路程薇的大腦空白了一瞬,電腦上配偶林娩柔幾個字,像把冰錐狠狠扎進她眼睛裏。
一時間,窗外拉響的防空警報,大廳里人們的哭喊聲,都變成了遙遠的背景音。
就在一小時前,她的丈夫還在駐地房間內對她溫言勸解。
“薇薇,第一批撤僑名單位置有限,所有人都盯着,你是我的妻子,不能讓人說我們利用身份搶先,林娩柔不一樣,她就是個小助理,在這裏無依無靠, 她當初放棄國內的一切跟我過來,我不能不管她。
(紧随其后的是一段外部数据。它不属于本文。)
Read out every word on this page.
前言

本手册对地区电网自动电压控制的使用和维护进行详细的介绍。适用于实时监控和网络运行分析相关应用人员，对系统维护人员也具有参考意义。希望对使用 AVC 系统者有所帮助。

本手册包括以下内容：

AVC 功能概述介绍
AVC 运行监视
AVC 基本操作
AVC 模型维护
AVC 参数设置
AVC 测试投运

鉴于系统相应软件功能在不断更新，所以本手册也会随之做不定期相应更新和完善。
”
他說那是避嫌,是顧全大局。
路程薇信了,甚至爲他的重情重義感到一絲複雜的心疼。
於是她來到移民局,想看看是否有其他途徑提前離境,不想讓他爲難。
卻沒想到,得到了這樣一個答案。
原來,需要避嫌的蘇太太,從一開始就沒在法律上存在過。
她拿起護照,轉身離開櫃檯,腳步有些虛浮。
“避嫌”。
這個詞像一把生鏽的鑰匙,驟然打開了她記憶的閘門。
三年前,是國內頂尖醫院心外科的主刀醫生,手上握着三個國家級課題。